Aktivitas pembelajaran sebaiknya jangan terlalu didominasi oleh guru, karena
akan menghambat siswa dalam mengembangkan bakat dan potensinya. Sesuai dengan
apa yang dikatakan Nasution (2000:88), bahwa:
Prinsip aktivitas
dalam pembelajaran modern lebih mengutamakan aktivitas anak-anak (siswa),
maksudnya siswalah yang aktif sedang guru hanya membimbing dan menyediakan
bahan pelajaran sedangkan yang mengolah dan menerapkannya adalah anak itu
sendiri.
Idealnya, proses pembelajaran pada satuan pendidikan di
selenggarakan secara interaktif, inspiratif, menantang, memotivasi,
menyenangkan untuk partisipasi aktif serta memberikan ruang yang cukup bagi
siswa, kreativitas dan pemandirian siswa sesuai dengan minat, bakat dan
perkembangan fisik serta psikologi siswa. Hal ini diperkuat dengan pernyataan
Agus Suyatno (Zaelan, 2005:2) bahwa pembelajaran Fisika tidak mungkin dipahami
oleh siswa dengan hanya menghapal rumus saja, tetapi siswa harus berperan aktif
dalam proses pembelajaran.
Berdasarkan Surat Keputusan Kepala Madrasah Aliyah
Bagusrangin Jatitujuh Nomor: MA.i/S.15/308/PP.032/B/06/2009 yang ditetapkan
pada tanggal 18 Juli 2009 tentang penetapan tim Pengembang Kurikulum Tingkat
Satuan Pendidikan (KTSP) tahun 2009/2010 pada MA. Bagusrangin Jatitujuh
Majalengka, menetapkan bahwa KKM (Kriteria Ketuntasan Minimal) untuk mata pelajaran Fisika adalah 60.
Melihat data hasil
ulangan harian fisika kelas X Madrasah Aliyah Bagusrangin Jatitujuh pada aspek
kognitif dalam skala 0-100: Nilai terendah yang dicapai siswa 10, nilai tertinggi yang dicapai siswa 65, Nilai
rata-rata yang dicapai siswa 50 dan Jumlah siswa yang nilainya
mencapai KKM 10 siswa dari 23 siswa.
Rendahnya hasil belajar fisika siswa di atas disebabkan oleh karena
masih rendahnya aktivitas belajar yang dilakukan siswa dalam proses
pembelajaran fisika di MA Bagusrangin Jatitujuh, terbukti dengan rendahnya
siswa yang melakukan aktivitas bertanya atau menjawab pertanyaan guru pada saat
tanya jawab berlangsung, rendahnya aktivitas mengeluarkan pendapat, dan
rendahnya berdiskusi, ini terbukti pada proses pembelajaran fisika dari 23
siswa yang aktif adalah sebagai berikut: Siswa yang menyimak penjelasan guru 13
orang atau 56,52%, siswa yang menjawab pertanyaan guru 2 orang atau 8,69%,
siswa yang mengajukan pertanyaan 2 orang atau 8,69%, siswa yang melakukan
eksperimen secara berkelompok 6 orang atau 26,08%, dan siswa melakukan diskusi
kelompok 5 orang atau 21,53%, dengan rata-rata aktivitas siswa 43,46% ini
artinya aktivitas pembelajaran masih berada dalam kategori kurang dan ini memberikan
gambaran bahwa keterlibatan siswa dalam proses pembelajaran masih kurang.
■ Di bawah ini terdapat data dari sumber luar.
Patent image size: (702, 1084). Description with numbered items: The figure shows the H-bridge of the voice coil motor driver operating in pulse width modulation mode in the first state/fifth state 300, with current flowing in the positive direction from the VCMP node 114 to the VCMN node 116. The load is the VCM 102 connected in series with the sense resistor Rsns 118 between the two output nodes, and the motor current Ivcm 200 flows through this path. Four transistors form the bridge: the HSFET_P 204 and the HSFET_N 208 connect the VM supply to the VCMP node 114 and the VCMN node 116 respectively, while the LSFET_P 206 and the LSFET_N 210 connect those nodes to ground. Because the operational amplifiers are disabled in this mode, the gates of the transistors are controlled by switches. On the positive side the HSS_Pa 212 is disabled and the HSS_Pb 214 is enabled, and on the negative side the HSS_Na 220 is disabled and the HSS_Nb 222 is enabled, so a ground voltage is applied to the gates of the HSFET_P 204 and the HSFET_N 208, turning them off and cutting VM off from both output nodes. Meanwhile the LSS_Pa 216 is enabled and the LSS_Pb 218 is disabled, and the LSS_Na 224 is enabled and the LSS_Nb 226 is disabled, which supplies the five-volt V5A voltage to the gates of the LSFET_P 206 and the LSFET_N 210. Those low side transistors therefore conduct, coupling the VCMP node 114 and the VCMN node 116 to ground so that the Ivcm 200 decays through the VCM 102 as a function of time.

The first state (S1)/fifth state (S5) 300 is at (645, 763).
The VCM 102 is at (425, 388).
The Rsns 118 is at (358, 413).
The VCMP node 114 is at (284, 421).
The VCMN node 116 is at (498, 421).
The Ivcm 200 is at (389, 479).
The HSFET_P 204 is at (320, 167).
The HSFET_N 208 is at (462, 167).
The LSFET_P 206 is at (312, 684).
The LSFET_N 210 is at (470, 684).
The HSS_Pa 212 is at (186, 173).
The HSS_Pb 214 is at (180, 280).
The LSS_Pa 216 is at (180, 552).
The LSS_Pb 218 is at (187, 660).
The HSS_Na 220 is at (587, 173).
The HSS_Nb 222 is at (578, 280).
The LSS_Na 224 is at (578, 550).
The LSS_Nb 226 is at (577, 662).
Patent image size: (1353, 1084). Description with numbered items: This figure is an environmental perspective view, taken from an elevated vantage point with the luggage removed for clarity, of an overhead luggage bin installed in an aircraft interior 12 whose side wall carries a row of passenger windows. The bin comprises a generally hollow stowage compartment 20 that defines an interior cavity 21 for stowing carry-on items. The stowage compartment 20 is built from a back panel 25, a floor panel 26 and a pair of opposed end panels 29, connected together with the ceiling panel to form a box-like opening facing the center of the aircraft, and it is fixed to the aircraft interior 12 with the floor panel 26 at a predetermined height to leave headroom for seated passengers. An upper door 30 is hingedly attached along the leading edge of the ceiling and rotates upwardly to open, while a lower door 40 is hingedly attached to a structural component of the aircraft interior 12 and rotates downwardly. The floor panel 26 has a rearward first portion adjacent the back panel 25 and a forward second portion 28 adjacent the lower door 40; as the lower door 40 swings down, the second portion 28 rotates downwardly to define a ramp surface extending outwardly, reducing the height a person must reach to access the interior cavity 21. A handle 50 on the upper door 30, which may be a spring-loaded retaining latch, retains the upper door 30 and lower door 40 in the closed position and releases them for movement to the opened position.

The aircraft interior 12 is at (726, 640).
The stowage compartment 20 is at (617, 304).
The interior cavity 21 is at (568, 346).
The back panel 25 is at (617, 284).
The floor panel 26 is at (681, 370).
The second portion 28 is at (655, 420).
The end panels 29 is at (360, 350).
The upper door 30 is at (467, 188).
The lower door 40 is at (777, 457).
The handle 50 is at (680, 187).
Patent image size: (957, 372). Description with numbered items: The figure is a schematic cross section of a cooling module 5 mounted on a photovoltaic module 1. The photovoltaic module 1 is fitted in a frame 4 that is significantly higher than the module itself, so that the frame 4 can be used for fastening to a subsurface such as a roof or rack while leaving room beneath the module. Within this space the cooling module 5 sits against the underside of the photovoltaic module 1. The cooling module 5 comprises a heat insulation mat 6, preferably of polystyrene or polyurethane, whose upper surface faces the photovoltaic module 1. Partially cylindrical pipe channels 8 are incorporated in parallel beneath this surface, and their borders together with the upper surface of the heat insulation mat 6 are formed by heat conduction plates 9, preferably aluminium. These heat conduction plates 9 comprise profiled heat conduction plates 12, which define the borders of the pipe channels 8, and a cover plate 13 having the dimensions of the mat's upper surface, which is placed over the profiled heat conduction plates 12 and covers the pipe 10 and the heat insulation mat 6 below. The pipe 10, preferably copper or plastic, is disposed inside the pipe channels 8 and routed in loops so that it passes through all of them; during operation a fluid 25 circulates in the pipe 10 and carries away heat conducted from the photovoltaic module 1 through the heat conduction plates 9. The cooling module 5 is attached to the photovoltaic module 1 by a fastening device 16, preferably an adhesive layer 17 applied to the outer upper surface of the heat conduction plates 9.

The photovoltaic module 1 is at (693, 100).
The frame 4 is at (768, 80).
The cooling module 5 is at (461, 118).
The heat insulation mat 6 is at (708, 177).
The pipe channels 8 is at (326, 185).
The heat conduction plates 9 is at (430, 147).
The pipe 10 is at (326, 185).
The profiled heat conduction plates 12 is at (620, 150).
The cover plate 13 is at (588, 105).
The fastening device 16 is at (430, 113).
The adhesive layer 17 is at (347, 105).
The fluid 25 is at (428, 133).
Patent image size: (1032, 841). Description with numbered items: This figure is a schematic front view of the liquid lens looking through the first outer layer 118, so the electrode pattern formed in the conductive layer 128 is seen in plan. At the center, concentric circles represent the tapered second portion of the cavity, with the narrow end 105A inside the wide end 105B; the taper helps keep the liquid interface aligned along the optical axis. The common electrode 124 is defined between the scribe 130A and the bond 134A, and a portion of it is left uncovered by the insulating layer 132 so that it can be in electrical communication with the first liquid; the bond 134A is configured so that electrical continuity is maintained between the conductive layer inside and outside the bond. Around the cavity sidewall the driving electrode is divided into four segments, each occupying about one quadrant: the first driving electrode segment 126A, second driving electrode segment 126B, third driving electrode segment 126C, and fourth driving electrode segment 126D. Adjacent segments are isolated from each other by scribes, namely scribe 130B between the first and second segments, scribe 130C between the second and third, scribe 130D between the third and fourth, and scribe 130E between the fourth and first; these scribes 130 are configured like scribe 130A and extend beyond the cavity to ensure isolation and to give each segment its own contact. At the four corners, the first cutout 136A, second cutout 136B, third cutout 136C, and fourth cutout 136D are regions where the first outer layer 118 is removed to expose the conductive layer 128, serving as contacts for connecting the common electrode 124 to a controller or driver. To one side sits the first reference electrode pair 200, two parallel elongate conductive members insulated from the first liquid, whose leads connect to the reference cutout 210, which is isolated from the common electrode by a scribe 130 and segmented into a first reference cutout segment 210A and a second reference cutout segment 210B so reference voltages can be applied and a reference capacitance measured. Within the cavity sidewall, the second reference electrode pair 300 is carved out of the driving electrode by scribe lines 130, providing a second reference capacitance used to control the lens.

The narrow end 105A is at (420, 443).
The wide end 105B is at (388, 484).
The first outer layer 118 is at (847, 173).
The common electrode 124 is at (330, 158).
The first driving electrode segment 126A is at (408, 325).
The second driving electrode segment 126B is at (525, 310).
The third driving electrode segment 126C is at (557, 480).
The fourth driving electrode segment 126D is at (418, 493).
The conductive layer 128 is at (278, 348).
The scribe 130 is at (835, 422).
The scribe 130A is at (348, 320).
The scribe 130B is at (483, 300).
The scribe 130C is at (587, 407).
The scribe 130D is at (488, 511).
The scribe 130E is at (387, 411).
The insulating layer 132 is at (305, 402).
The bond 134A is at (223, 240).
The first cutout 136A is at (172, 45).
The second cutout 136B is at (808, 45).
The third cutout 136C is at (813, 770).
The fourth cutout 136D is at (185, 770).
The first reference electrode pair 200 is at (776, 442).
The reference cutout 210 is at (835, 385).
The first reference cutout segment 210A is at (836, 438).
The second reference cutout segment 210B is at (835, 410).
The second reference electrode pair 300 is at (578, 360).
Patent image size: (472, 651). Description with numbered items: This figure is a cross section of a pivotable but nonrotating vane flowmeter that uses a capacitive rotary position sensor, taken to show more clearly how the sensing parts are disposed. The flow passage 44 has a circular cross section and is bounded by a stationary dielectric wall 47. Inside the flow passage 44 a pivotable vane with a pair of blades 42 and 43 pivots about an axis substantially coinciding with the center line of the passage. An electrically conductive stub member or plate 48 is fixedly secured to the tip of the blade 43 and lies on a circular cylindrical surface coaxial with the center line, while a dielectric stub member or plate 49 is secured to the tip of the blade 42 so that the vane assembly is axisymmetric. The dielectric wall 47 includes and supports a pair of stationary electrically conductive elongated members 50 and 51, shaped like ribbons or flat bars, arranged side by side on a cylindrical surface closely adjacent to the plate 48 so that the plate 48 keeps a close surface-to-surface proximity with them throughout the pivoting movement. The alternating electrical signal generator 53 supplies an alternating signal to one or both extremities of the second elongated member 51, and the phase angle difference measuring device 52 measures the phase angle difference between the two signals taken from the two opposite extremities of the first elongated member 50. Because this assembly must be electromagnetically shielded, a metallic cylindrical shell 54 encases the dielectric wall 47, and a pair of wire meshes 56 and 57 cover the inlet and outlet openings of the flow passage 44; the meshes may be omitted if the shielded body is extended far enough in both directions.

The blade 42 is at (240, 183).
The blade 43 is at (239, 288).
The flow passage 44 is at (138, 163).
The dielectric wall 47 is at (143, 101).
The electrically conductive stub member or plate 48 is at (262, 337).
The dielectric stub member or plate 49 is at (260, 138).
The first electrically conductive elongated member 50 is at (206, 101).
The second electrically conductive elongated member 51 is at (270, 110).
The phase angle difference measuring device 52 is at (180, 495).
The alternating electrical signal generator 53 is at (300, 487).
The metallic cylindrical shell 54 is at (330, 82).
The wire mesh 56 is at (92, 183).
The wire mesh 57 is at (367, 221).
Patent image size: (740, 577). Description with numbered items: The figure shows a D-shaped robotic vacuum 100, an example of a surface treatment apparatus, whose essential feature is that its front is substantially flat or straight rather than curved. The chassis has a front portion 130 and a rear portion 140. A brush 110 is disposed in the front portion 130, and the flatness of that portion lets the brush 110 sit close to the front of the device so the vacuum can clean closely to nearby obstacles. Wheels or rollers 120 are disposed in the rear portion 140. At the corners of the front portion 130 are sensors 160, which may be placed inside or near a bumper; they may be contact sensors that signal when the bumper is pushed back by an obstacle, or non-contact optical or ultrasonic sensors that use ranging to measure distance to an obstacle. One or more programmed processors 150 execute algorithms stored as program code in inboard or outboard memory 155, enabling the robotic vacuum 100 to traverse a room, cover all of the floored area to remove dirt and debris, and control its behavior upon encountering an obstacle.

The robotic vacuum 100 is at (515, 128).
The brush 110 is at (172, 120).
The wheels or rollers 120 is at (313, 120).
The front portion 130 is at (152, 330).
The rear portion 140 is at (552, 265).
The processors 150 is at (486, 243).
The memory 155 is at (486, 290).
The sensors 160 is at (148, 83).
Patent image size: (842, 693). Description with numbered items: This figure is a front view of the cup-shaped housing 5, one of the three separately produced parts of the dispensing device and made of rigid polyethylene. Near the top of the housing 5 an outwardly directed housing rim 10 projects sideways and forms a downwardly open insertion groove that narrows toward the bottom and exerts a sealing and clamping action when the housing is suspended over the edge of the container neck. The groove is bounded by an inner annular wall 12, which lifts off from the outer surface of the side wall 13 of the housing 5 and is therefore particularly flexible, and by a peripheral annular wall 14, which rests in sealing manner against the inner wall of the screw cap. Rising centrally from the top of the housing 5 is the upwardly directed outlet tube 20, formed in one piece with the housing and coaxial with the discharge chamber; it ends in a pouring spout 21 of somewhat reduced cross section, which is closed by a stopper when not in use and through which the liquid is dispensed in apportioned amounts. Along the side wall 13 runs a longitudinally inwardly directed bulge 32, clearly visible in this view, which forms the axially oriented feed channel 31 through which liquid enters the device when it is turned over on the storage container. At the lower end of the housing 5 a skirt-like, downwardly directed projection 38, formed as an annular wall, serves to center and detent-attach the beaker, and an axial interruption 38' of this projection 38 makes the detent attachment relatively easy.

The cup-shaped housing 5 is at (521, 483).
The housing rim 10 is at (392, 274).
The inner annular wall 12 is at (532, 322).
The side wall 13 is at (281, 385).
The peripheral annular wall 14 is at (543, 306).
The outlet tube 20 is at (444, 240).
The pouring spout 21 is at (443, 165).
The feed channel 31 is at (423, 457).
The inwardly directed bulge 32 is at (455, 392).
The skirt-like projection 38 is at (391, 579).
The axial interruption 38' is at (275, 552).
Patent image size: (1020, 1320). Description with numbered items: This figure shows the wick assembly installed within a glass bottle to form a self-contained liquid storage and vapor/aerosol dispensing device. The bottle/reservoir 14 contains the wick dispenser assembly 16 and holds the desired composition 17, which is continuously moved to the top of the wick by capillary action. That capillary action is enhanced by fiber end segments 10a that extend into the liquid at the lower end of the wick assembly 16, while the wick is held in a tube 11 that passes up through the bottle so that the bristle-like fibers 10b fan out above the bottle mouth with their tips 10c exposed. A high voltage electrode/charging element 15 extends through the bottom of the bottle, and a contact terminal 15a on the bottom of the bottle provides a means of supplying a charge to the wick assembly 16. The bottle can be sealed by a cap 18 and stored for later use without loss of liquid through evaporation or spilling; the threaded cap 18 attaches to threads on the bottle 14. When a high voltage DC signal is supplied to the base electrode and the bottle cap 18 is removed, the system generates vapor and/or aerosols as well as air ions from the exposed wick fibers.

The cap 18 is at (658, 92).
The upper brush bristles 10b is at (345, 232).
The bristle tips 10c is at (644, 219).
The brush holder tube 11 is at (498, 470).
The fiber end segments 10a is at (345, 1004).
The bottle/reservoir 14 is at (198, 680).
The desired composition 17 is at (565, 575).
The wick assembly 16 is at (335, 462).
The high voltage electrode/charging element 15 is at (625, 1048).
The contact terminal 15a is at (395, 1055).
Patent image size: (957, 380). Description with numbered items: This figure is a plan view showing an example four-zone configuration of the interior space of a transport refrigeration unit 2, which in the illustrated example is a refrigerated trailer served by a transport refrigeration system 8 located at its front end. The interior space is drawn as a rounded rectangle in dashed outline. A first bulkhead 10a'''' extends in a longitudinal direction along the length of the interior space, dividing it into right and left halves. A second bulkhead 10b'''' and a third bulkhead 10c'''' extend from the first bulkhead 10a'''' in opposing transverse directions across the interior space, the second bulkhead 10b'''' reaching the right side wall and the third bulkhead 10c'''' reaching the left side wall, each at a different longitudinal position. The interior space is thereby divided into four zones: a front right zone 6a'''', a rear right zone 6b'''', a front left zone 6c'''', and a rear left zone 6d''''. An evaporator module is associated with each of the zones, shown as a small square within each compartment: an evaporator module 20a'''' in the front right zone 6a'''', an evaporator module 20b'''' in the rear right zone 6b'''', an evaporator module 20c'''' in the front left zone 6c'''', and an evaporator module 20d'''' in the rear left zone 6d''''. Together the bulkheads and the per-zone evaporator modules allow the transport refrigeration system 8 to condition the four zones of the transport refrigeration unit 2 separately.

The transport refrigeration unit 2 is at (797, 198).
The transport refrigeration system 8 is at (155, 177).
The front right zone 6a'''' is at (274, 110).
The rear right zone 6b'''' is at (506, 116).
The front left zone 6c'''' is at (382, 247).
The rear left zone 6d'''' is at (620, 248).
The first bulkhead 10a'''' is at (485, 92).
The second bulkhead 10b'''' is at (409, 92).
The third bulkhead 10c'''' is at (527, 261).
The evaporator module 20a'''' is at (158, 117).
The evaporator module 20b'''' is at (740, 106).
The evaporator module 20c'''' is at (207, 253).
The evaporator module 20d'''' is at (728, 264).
Dengan rendahnya aktivitas siswa MA Bagusrangin
Jatitujuh yang mencapai 43,46 % siswa yang aktif dan hasil belajar yang
mencapai nilai rata-rata kelas 50 di bawah KKM, ini menjadi masalah penting
yang harus ditingkatkan paling tidak aktivitas siswa harus mencapai 75 %
sehingga hasil belajarpun harus mencapai paling tidak sesuai standar yang telah
ditetapkan pada KKM yaitu nilai rata-rata kelas 60 sehingga siswa pun dapat
dinyatakan tuntas dalam mengikuti pembelajaran fisika.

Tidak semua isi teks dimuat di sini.